#hukum#korupsi

Berkas Lengkap, 3 Tersangka Korupsi Pengadaan Randis Bupati Lamtim Tidak Ditahan

( kata)
Berkas Lengkap, 3 Tersangka Korupsi Pengadaan Randis Bupati Lamtim Tidak Ditahan
Pelimpahan berkas korupsi pengadaan mobil dinas bupati Lamtim dari Bidang Penyidikan ke Bidang Penuntutan. Dok.
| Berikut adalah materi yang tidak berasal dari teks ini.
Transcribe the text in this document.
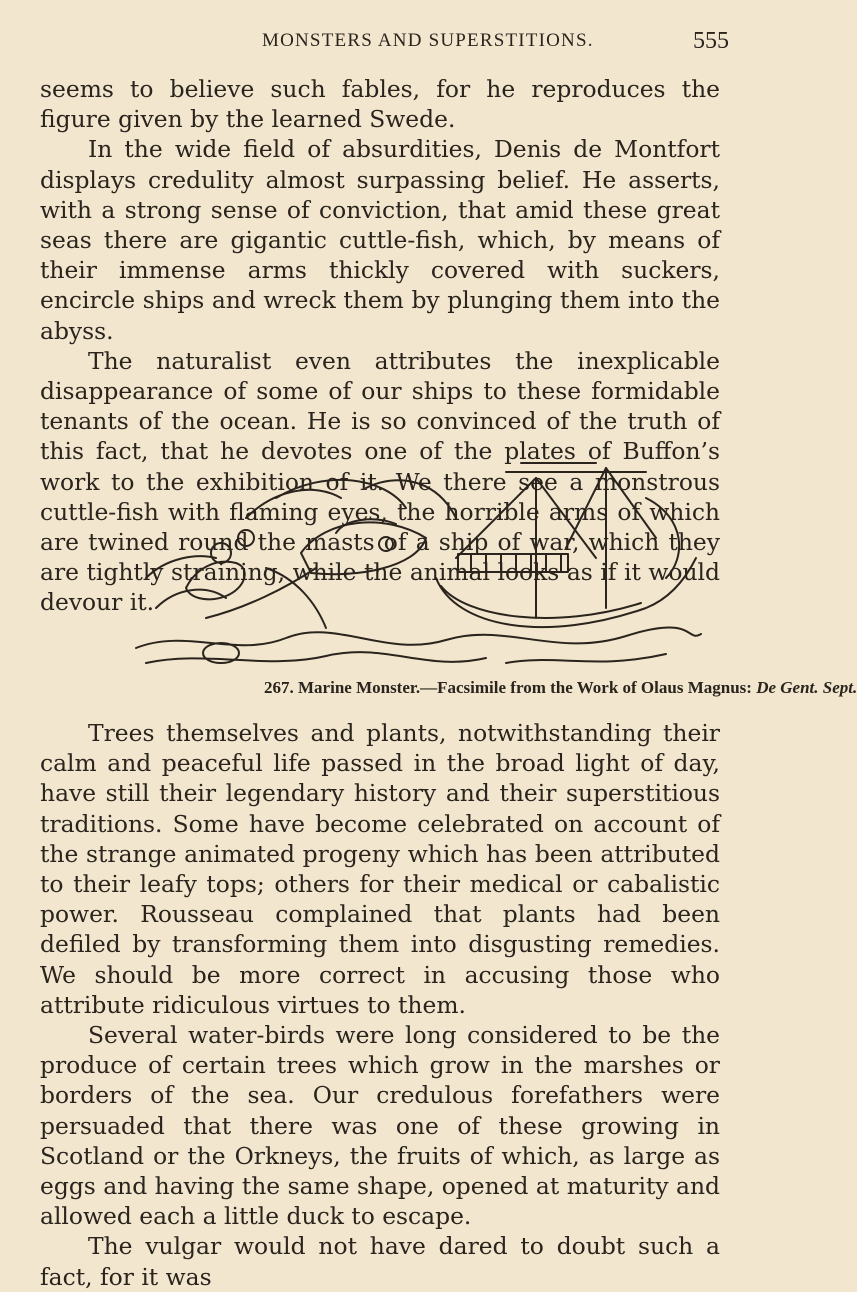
MONSTERS AND SUPERSTITIONS.	555

seems to believe such fables, for he reproduces the figure given by the learned Swede.

In the wide field of absurdities, Denis de Montfort displays credulity almost surpassing belief. He asserts, with a strong sense of conviction, that amid these great seas there are gigantic cuttle-fish, which, by means of their immense arms thickly covered with suckers, encircle ships and wreck them by plunging them into the abyss.

The naturalist even attributes the inexplicable disappearance of some of our ships to these formidable tenants of the ocean. He is so convinced of the truth of this fact, that he devotes one of the plates of Buffon’s work to the exhibition of it. We there see a monstrous cuttle-fish with flaming eyes, the horrible arms of which are twined round the masts of a ship of war, which they are tightly straining, while the animal looks as if it would devour it.

267. Marine Monster.—Facsimile from the Work of Olaus Magnus: De Gent. Sept.

Trees themselves and plants, notwithstanding their calm and peaceful life passed in the broad light of day, have still their legendary history and their superstitious traditions. Some have become celebrated on account of the strange animated progeny which has been attributed to their leafy tops; others for their medical or cabalistic power. Rousseau complained that plants had been defiled by transforming them into disgusting remedies. We should be more correct in accusing those who attribute ridiculous virtues to them.

Several water-birds were long considered to be the produce of certain trees which grow in the marshes or borders of the sea. Our credulous forefathers were persuaded that there was one of these growing in Scotland or the Orkneys, the fruits of which, as large as eggs and having the same shape, opened at maturity and allowed each a little duck to escape.

The vulgar would not have dared to doubt such a fact, for it was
Kejati Lampung.


Bandar Lampung (Lampost.co) -- Setelah tiga tahun melakukan penyelidikan, Kejaksaan Tinggi Lampung akhirnya melengkapi berkas perkara dugaan korupsi kendaraan dinas (randis) bupati dan wakil bupati Lampung Timur pada Senin, 26 Oktober 2020. Ada tiga tersangka yang ditetapkan, yakni Suherni (SH), Dadan Darmansyah (DDR), dan Aditya Karjanto (AdK).
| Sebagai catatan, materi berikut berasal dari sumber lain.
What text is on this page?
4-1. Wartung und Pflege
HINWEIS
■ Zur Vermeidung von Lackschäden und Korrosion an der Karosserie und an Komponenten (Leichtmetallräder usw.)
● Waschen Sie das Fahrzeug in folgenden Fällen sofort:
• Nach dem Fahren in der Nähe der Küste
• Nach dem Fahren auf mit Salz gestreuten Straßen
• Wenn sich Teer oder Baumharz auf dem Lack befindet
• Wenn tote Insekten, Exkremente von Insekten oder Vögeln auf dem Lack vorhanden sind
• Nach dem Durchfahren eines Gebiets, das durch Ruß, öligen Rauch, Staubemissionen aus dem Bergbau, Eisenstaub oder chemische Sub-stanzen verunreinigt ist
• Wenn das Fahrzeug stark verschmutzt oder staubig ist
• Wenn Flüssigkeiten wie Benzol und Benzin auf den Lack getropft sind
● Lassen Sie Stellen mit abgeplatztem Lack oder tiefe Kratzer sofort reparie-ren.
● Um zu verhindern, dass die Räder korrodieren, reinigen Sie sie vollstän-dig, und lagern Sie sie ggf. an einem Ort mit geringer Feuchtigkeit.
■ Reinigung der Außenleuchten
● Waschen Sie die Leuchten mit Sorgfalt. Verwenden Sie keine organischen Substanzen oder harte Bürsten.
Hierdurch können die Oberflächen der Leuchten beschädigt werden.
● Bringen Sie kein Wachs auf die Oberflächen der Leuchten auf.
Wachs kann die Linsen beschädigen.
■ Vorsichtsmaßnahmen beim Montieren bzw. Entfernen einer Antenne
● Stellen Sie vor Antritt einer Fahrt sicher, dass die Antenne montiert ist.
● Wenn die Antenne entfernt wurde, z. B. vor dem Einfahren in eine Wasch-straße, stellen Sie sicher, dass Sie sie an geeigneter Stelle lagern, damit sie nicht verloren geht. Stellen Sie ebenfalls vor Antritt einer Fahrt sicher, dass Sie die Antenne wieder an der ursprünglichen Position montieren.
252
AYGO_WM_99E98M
Melalui pesan singkatnya Senin malam, Kasi Penerangan Hukum Kejati Lampung, Andrie W Setiawan mengatakan Bidang Penyidikan Pidana Khusus (Pidsus) Kejati Lampung telah melimpahkan barang bukti dan tersangka ke Bagian Penuntutan. Meski demikian, dengan alasan kooperatif dan sudah mengembalikan kerugian negara, ketiga tersangka tidak dilakukan penahanan hingga hari ini. 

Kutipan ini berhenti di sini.